In the recent Business in the Comunity (BITC) Mental Health at Work Summary Report 2019, 62% of managers have had to put the interests of their organisation above staff well-being either sometimes, regularly or every day. Furthermore, the report states that the three main causes of work-related poor mental health are too much pressure, workload impacting on ability to take leave (leavism) and lack of support. The report also concluded that mental health is affected also by negative work relationships, and people not feeling able to trust their managers.

As mentioned in my previous article, employees who experience greater well-being at work are more engaged, productive, more creative, more resilient, more loyal and are healthier. However, what are organisations doing to enhance well-being and how are we going about identifying positive characteristics that lead to exceptional individual and organisational performance. We have identified four key components to positive organisational performance and we are not alone in our thinking. Researchers around the globe who are focused on positive psychology also agree that self-efficacy, optimism, hope and resilience are key strengths and interventions needed to be developed that support this learning.

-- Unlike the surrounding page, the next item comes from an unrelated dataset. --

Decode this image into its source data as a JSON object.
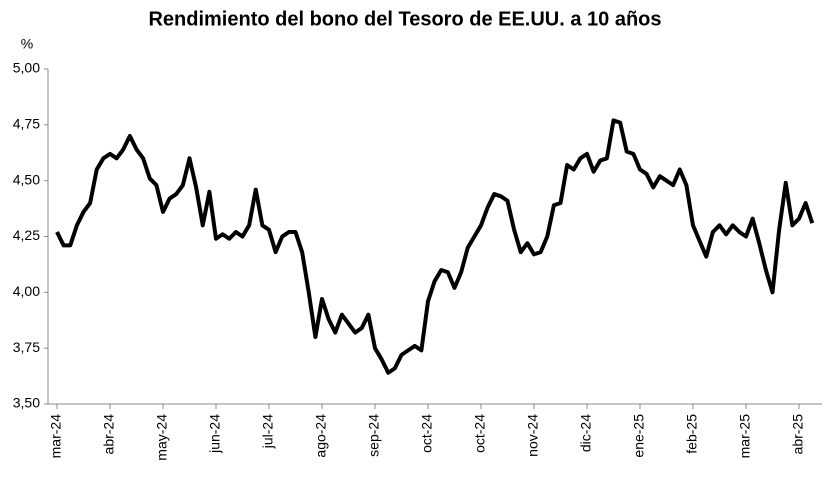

What do you need to ask yourself?

How might your employees/you experience stress at work?List the factors that have the greatest impact on your well-beingImagine how things could be different if everyone in your place of work were thriving?

Leading from the top

Leaders set the tone of almost everything within an organisation, and whilst we have started to talk about mental health and well-being we still have a long way to go. Not only do we have to keep talking, but we also have to recognise that mental health is an area of the 'self' in which we have an enormous influence. The workplace has an amazing opportunity to enable the workplace to thrive from role-modelling healthy positive behaviours to becoming educational enablers so that we can all become more self-aware, this starts with a thriving and educated leader.

Can a positive outlook enhance performance?

The way in which we look at life is often defined by psychologists as 'the emotional lens through which we see the world'. Positive people notice more positive things about life and are able to sustain more positive emotions over time. There is also a wave of evidence which tells us that the more negative the environment the more negative we will be. Furthermore, whilst thinking negatively is one thing, speaking negativity only compounds the learning, and well if you start debating, or discussing too much negativity (yes we have all been in those meetings, or been part of those conversations) that learning and way of thinking can become fixed and only further deepens your own internal negative views. Given that the brain will filter information through our own cognitive bias and narrative it is quite easy to see that understanding this aspect of our brain is an essential learning and development task, given its self sabotaging way of causing us much distress on a daily basis.

But think about it - if we can cause such a storm of negativity, just think what we can do if we do the same with positivity.

There are several benefits of having a positive outlook. Positive people also experience less anxiety, are more hopeful, confident and have lower levels of depression. It is these kinds of benefits that lead individuals to accomplish more through the setting of higher goals and the ability to dedicate more energy and resources to achieve such. Furthermore, positive people when faced with adversity are more proactive, bounce back from setbacks and are more solution-focused when faced with challenges or obstacles. I have spoken about this when talking about perfectionism - this is often seen as the more 'adaptive and healthier' or aspect of striving for excellence, rather than perfection, which of course we all know does not exist.

It also turns out that happier brains are smarter. When we experience positive emotions our brains are flooded by dopamine and serotonin, these neurotransmitters help our brains to process and organise new information, hold that information for longer and enables us to retrieve it faster later on.

When we are in a negative state of mind, we experience tunnel vision. We tend to focus on what is causing our fear or anger. In my previous post, we talked about this threat response, if you have not seen it, you can access it here. This threat response helps us out significantly when we are in imminent danger, however, when this response is activated we tend to ignore everything else. The opposite is experienced when we experience positive emotions - we are more creative and our range of ideas and behaviours are much broader. This leads positive people to be able to make better decisions as they are more aware of what is going on around them and they are more open to seeing solutions rather than problems.

Leaders have huge influence on what people pay attention to - you set the direction and the tone. Given emotions are contagious - they spread like wildfire from one person to another what is the tone you wish to set? How will you make your contribution count?